Logistics (Byte Size)
In this course we examine logistics. Logistics is concerned with managing the flow of materials through an organisation to the customer. It is concerned with making things happen. It organises inputs (receipts from suppliers), supplies the transformation process (work in progress) and is finally responsible for delivering the output (finished goods) to the customer.
Increasingly, organisations are looking at their products or services as part of a chain or network. They are looking at what they produce and trying to optimise the value of all the inputs from all sources - that is, all the suppliers in the chain of supply. This is called supply chain management. This closer linking between customer and supplier organisations obviously needs much closer integration, and organisations are sharing much more information to achieve this. This involves utilising information technology for sharing data about stock levels, demand and trends. These initiatives use technology such as EPOS (electronic point of sale equipment), EDI (electronic data interchange), scanning and bar-coding.
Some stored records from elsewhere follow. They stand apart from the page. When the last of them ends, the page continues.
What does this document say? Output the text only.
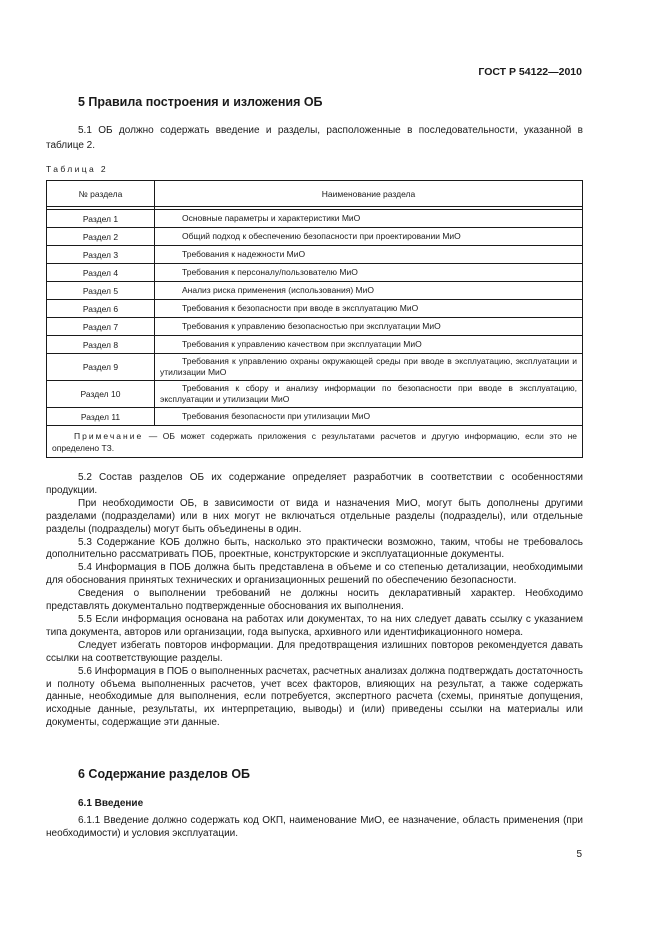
ГОСТ Р 54122—2010
5 Правила построения и изложения ОБ
5.1 ОБ должно содержать введение и разделы, расположенные в последовательности, указанной в таблице 2.
Таблица 2
№ раздела	Наименование раздела

Раздел 1	Основные параметры и характеристики МиО
Раздел 2	Общий подход к обеспечению безопасности при проектировании МиО
Раздел 3	Требования к надежности МиО
Раздел 4	Требования к персоналу/пользователю МиО
Раздел 5	Анализ риска применения (использования) МиО
Раздел 6	Требования к безопасности при вводе в эксплуатацию МиО
Раздел 7	Требования к управлению безопасностью при эксплуатации МиО
Раздел 8	Требования к управлению качеством при эксплуатации МиО
Раздел 9	Требования к управлению охраны окружающей среды при вводе в эксплуатацию, эксплуатации и утилизации МиО
Раздел 10	Требования к сбору и анализу информации по безопасности при вводе в эксплуатацию, эксплуатации и утилизации МиО
Раздел 11	Требования безопасности при утилизации МиО
Примечание — ОБ может содержать приложения с результатами расчетов и другую информацию, если это не определено ТЗ.	

5.2 Состав разделов ОБ их содержание определяет разработчик в соответствии с особенностями продукции.

При необходимости ОБ, в зависимости от вида и назначения МиО, могут быть дополнены другими разделами (подразделами) или в них могут не включаться отдельные разделы (подразделы), или отдельные разделы (подразделы) могут быть объединены в один.

5.3 Содержание КОБ должно быть, насколько это практически возможно, таким, чтобы не требовалось дополнительно рассматривать ПОБ, проектные, конструкторские и эксплуатационные документы.

5.4 Информация в ПОБ должна быть представлена в объеме и со степенью детализации, необходимыми для обоснования принятых технических и организационных решений по обеспечению безопасности.

Сведения о выполнении требований не должны носить декларативный характер. Необходимо представлять документально подтвержденные обоснования их выполнения.

5.5 Если информация основана на работах или документах, то на них следует давать ссылку с указанием типа документа, авторов или организации, года выпуска, архивного или идентификационного номера.

Следует избегать повторов информации. Для предотвращения излишних повторов рекомендуется давать ссылки на соответствующие разделы.

5.6 Информация в ПОБ о выполненных расчетах, расчетных анализах должна подтверждать достаточность и полноту объема выполненных расчетов, учет всех факторов, влияющих на результат, а также содержать данные, необходимые для выполнения, если потребуется, экспертного расчета (схемы, принятые допущения, исходные данные, результаты, их интерпретацию, выводы) и (или) приведены ссылки на материалы или документы, содержащие эти данные.

6 Содержание разделов ОБ
6.1 Введение

6.1.1 Введение должно содержать код ОКП, наименование МиО, ее назначение, область применения (при необходимости) и условия эксплуатации.

5
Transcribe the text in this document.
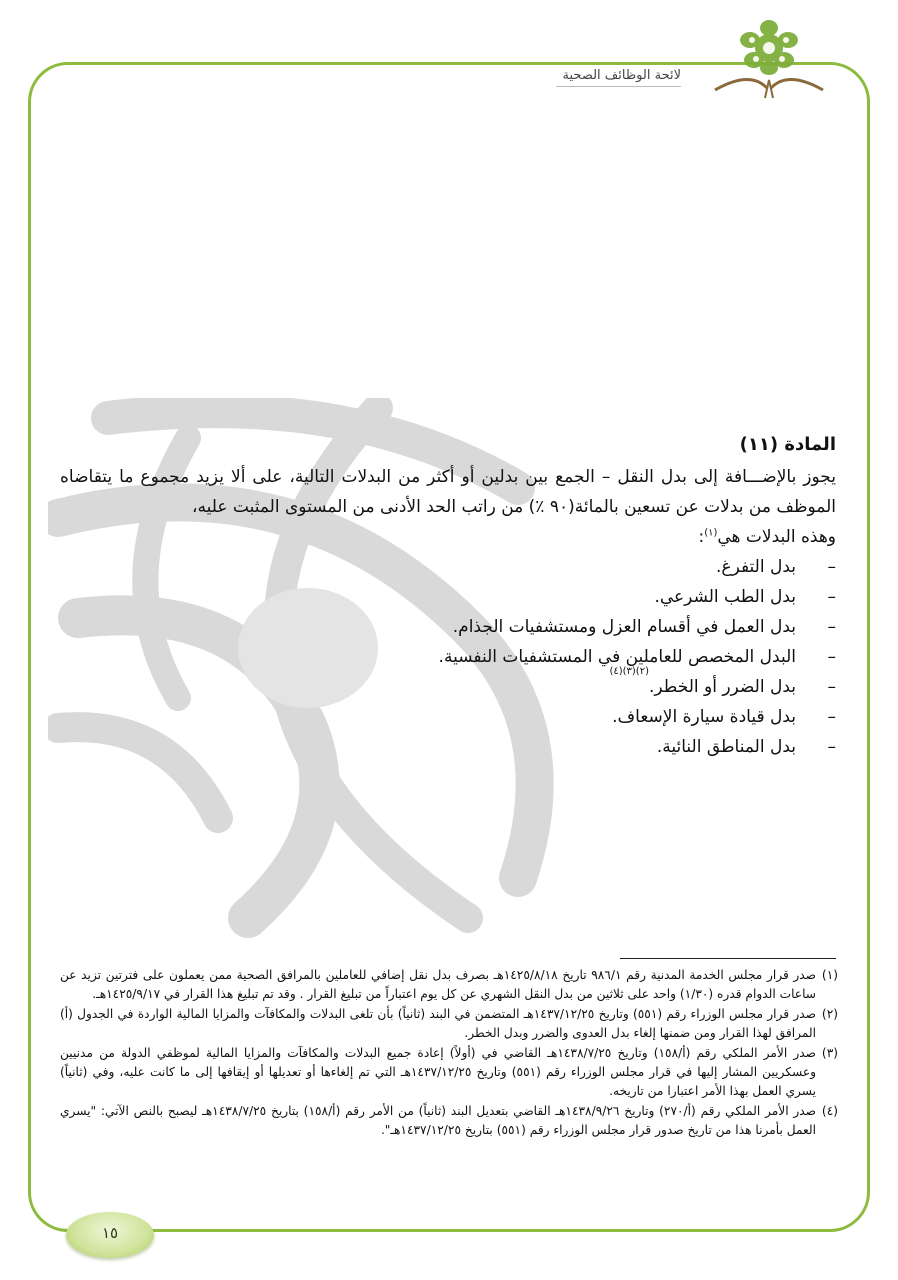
لائحة الوظائف الصحية

المادة (١١)

يجوز بالإضـــافة إلى بدل النقل – الجمع بين بدلين أو أكثر من البدلات التالية، على ألا يزيد مجموع ما يتقاضاه الموظف من بدلات عن تسعين بالمائة(٩٠ ٪) من راتب الحد الأدنى من المستوى المثبت عليه،

وهذه البدلات هي$^{(١)}$:

–
بدل التفرغ.
–
بدل الطب الشرعي.
–
بدل العمل في أقسام العزل ومستشفيات الجذام.
–
البدل المخصص للعاملين في المستشفيات النفسية.
–
بدل الضرر أو الخطر.
(٢)(٣)(٤)
–
بدل قيادة سيارة الإسعاف.
–
بدل المناطق النائية.

(١)
صدر قرار مجلس الخدمة المدنية رقم ٩٨٦/١ تاريخ ١٤٢٥/٨/١٨هـ بصرف بدل نقل إضافي للعاملين بالمرافق الصحية ممن يعملون على فترتين تزيد عن ساعات الدوام قدره (١/٣٠) واحد على ثلاثين من بدل النقل الشهري عن كل يوم اعتباراً من تبليغ القرار . وقد تم تبليغ هذا القرار في ١٤٢٥/٩/١٧هـ.

(٢)
صدر قرار مجلس الوزراء رقم (٥٥١) وتاريخ ١٤٣٧/١٢/٢٥هـ المتضمن في البند (ثانياً) بأن تلغى البدلات والمكافآت والمزايا المالية الواردة في الجدول (أ) المرافق لهذا القرار ومن ضمنها إلغاء بدل العدوى والضرر وبدل الخطر.

(٣)
صدر الأمر الملكي رقم (أ/١٥٨) وتاريخ ١٤٣٨/٧/٢٥هـ القاضي في (أولاً) إعادة جميع البدلات والمكافآت والمزايا المالية لموظفي الدولة من مدنيين وعسكريين المشار إليها في قرار مجلس الوزراء رقم (٥٥١) وتاريخ ١٤٣٧/١٢/٢٥هـ التي تم إلغاءها أو تعديلها أو إيقافها إلى ما كانت عليه، وفي (ثانياً) يسري العمل بهذا الأمر اعتبارا من تاريخه.

(٤)
صدر الأمر الملكي رقم (أ/٢٧٠) وتاريخ ١٤٣٨/٩/٢٦هـ القاضي بتعديل البند (ثانياً) من الأمر رقم (أ/١٥٨) بتاريخ ١٤٣٨/٧/٢٥هـ ليصبح بالنص الآتي: "يسري العمل بأمرنا هذا من تاريخ صدور قرار مجلس الوزراء رقم (٥٥١) بتاريخ ١٤٣٧/١٢/٢٥هـ".

١٥
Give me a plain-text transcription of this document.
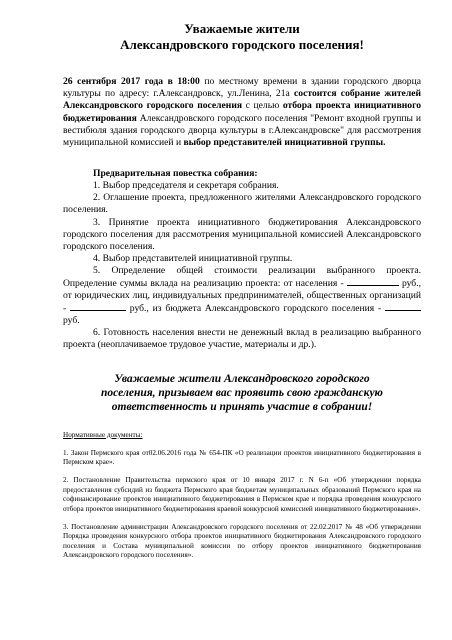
Уважаемые жители
Александровского городского поселения!
26 сентября 2017 года в 18:00 по местному времени в здании городского дворца культуры по адресу: г.Александровск, ул.Ленина, 21а состоится собрание жителей Александровского городского поселения с целью отбора проекта инициативного бюджетирования Александровского городского поселения "Ремонт входной группы и вестибюля здания городского дворца культуры в г.Александровске" для рассмотрения муниципальной комиссией и выбор представителей инициативной группы.
Предварительная повестка собрания:

1. Выбор председателя и секретаря собрания.

2. Оглашение проекта, предложенного жителями Александровского городского поселения.

3. Принятие проекта инициативного бюджетирования Александровского городского поселения для рассмотрения муниципальной комиссией Александровского городского поселения.

4. Выбор представителей инициативной группы.

5. Определение общей стоимости реализации выбранного проекта. Определение суммы вклада на реализацию проекта: от населения -	руб., от юридических лиц, индивидуальных предпринимателей, общественных организаций -	руб., из бюджета Александровского городского поселения -  руб.

6. Готовность населения внести не денежный вклад в реализацию выбранного проекта (неоплачиваемое трудовое участие, материалы и др.).

Уважаемые жители Александровского городского
поселения, призываем вас проявить свою гражданскую
ответственность и принять участие в собрании!
Нормативные документы:
1. Закон Пермского края от02.06.2016 года № 654-ПК «О реализации проектов инициативного бюджетирования в Пермском крае».
2. Постановление Правительства пермского края от 10 января 2017 г. N 6-п «Об утверждении порядка предоставления субсидий из бюджета Пермского края бюджетам муниципальных образований Пермского края на софинансирование проектов инициативного бюджетирования в Пермском крае и порядка проведения конкурсного отбора проектов инициативного бюджетирования краевой конкурсной комиссией инициативного бюджетирования».
3. Постановление администрации Александровского городского поселения от 22.02.2017 № 48 «Об утверждении Порядка проведения конкурсного отбора проектов инициативного бюджетирования Александровского городского поселения и Состава муниципальной комиссии по отбору проектов инициативного бюджетирования Александровского городского поселения».
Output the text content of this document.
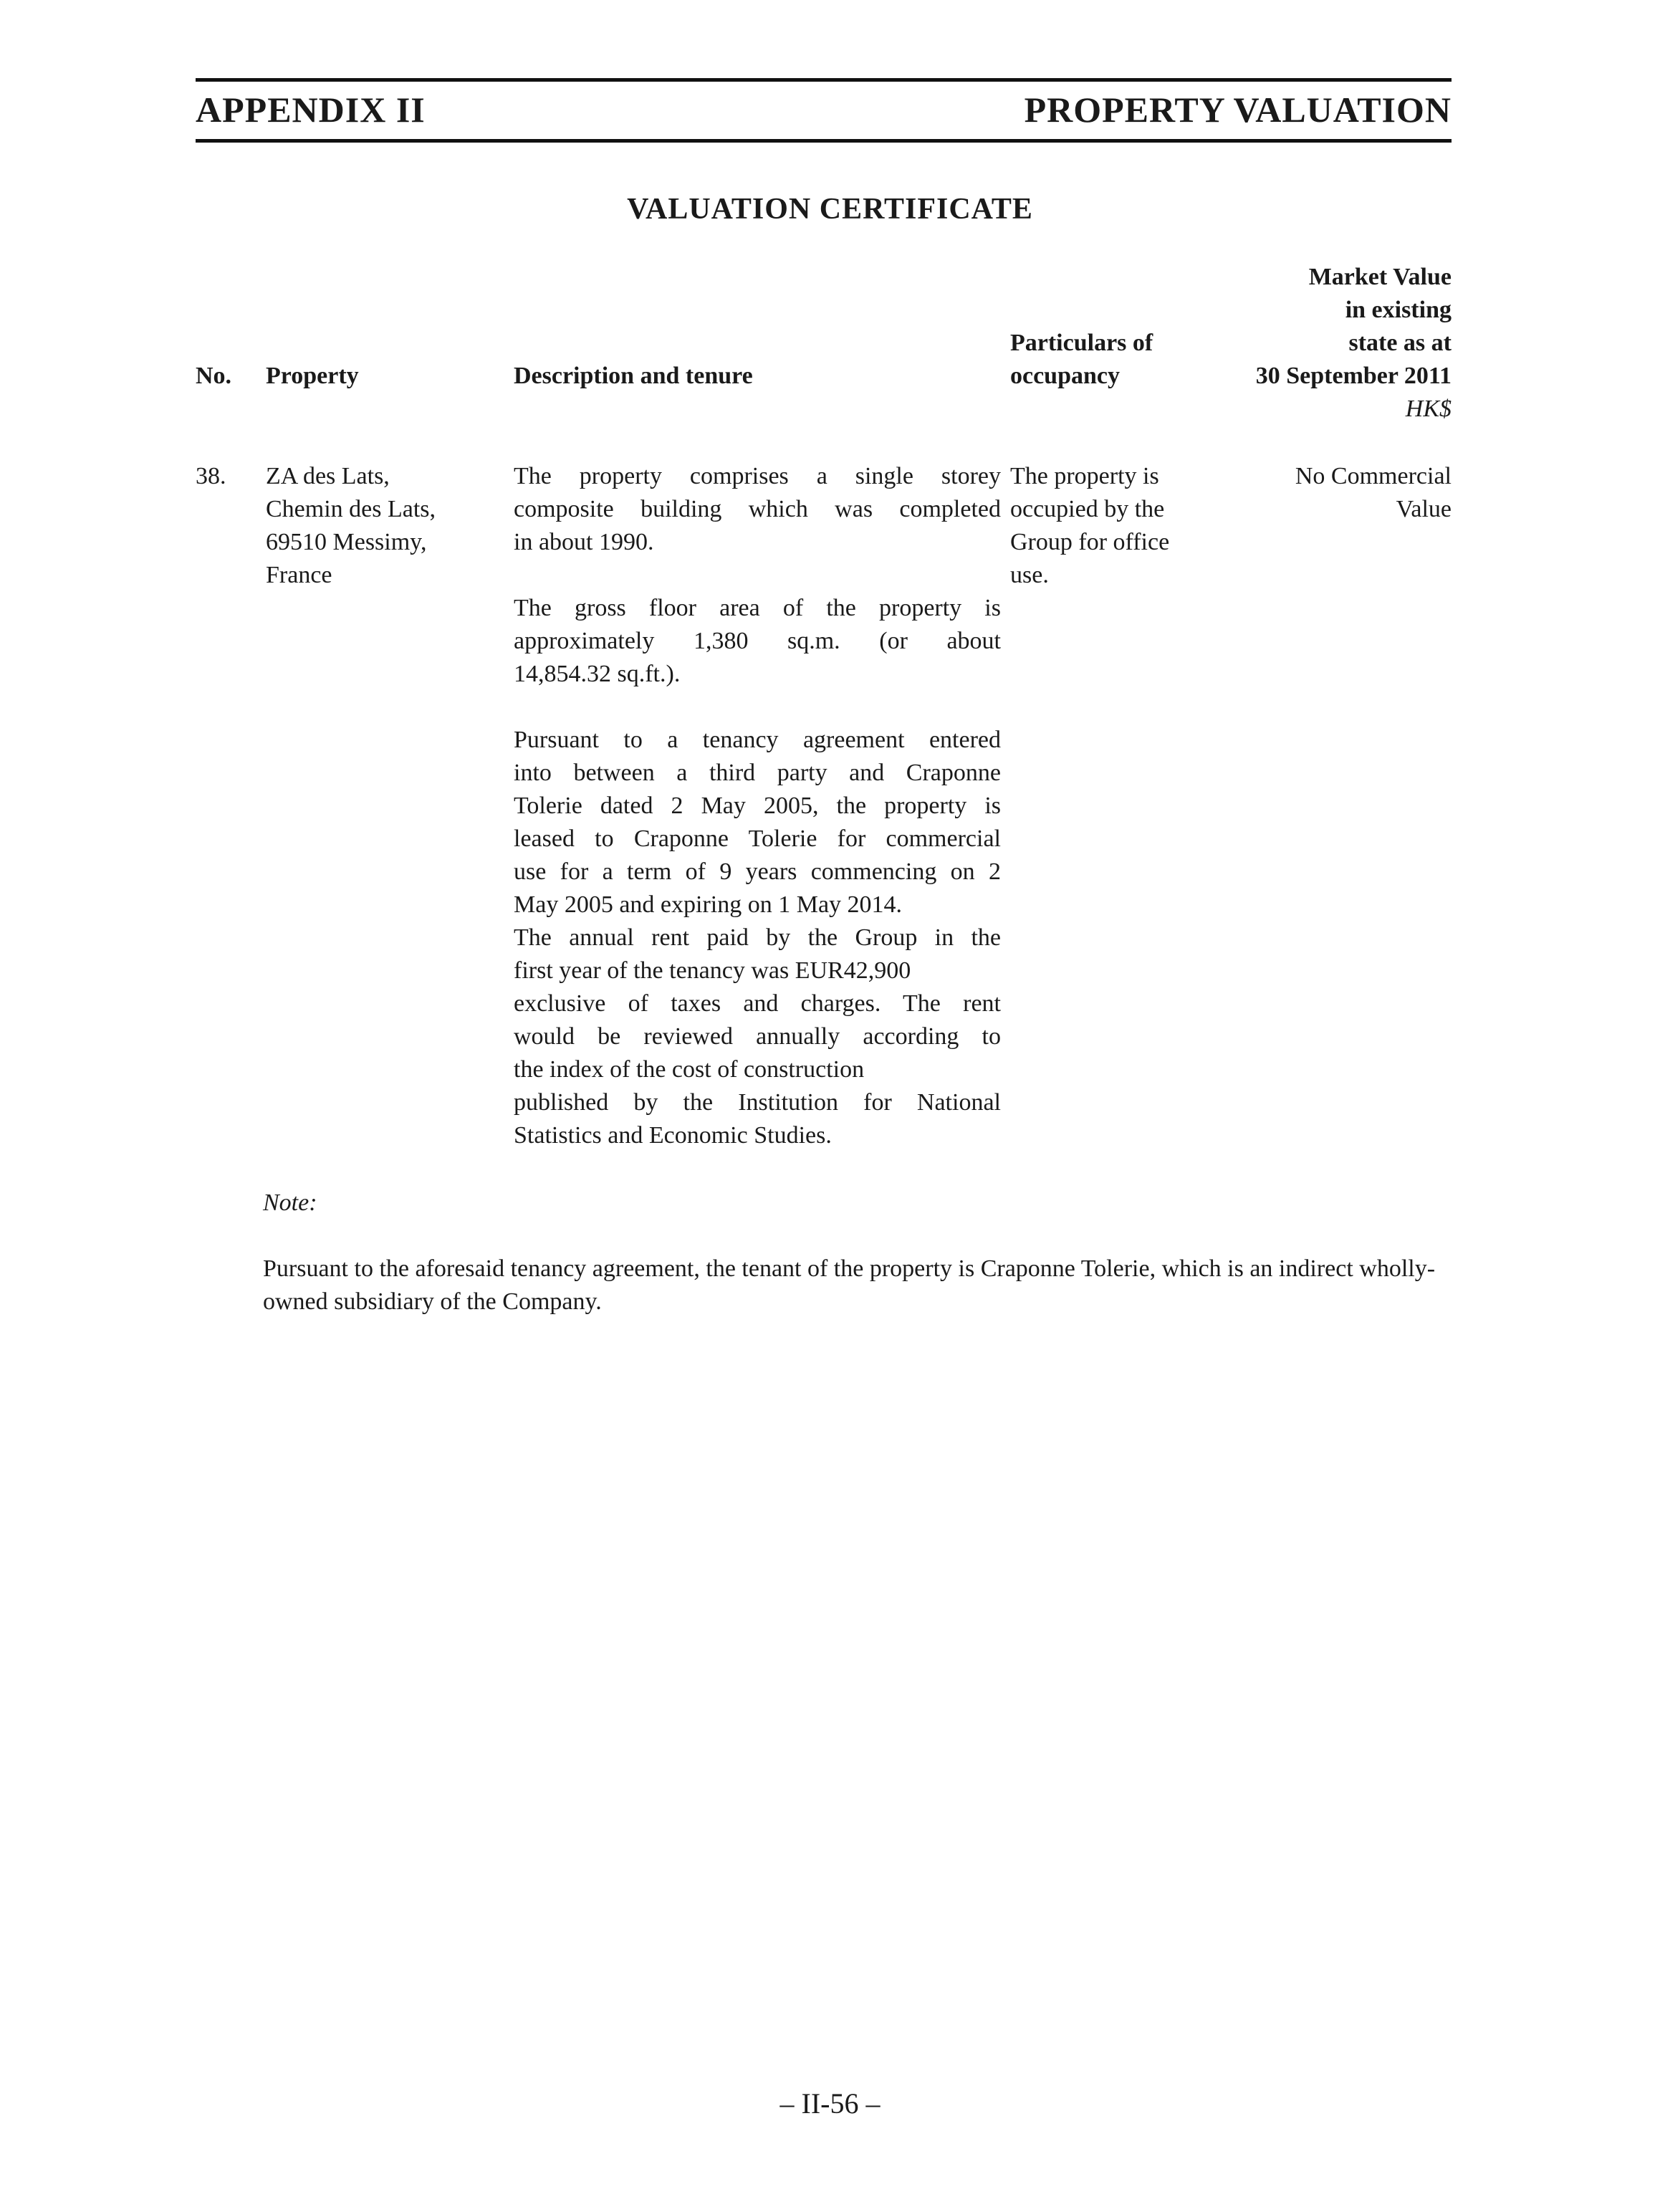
APPENDIX II	PROPERTY VALUATION
VALUATION CERTIFICATE
No. Property	Description and tenure
Particulars of
occupancy
Market Value
in existing
state as at
30 September 2011
HK$
38. ZA des Lats,
Chemin des Lats,
69510 Messimy,
France
The property comprises a single storey
composite building which was completed
in about 1990.
The gross floor area of the property is
approximately 1,380 sq.m. (or about
14,854.32 sq.ft.).
Pursuant to a tenancy agreement entered
into between a third party and Craponne
Tolerie dated 2 May 2005, the property is
leased to Craponne Tolerie for commercial
use for a term of 9 years commencing on 2
May 2005 and expiring on 1 May 2014.
The annual rent paid by the Group in the
first year of the tenancy was EUR42,900
exclusive of taxes and charges. The rent
would be reviewed annually according to
the index of the cost of construction
published by the Institution for National
Statistics and Economic Studies.
The property is
occupied by the
Group for office
use.
No Commercial
Value
Note:
Pursuant to the aforesaid tenancy agreement, the tenant of the property is Craponne Tolerie, which is an indirect wholly-owned subsidiary of the Company.
– II-56 –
After participating in this course, you should be able to:
- define logistics
- explain how logistics works in a factory, from goods in to distribution out
- identify the problems involved in stock holding and control
- understand just-in-time (JIT) approaches
- understand the role played by distribution
- identify key performance measures and the role of benchmarking in logistics
- appreciate that logistics strategy is linked to an organisation's corporate strategy.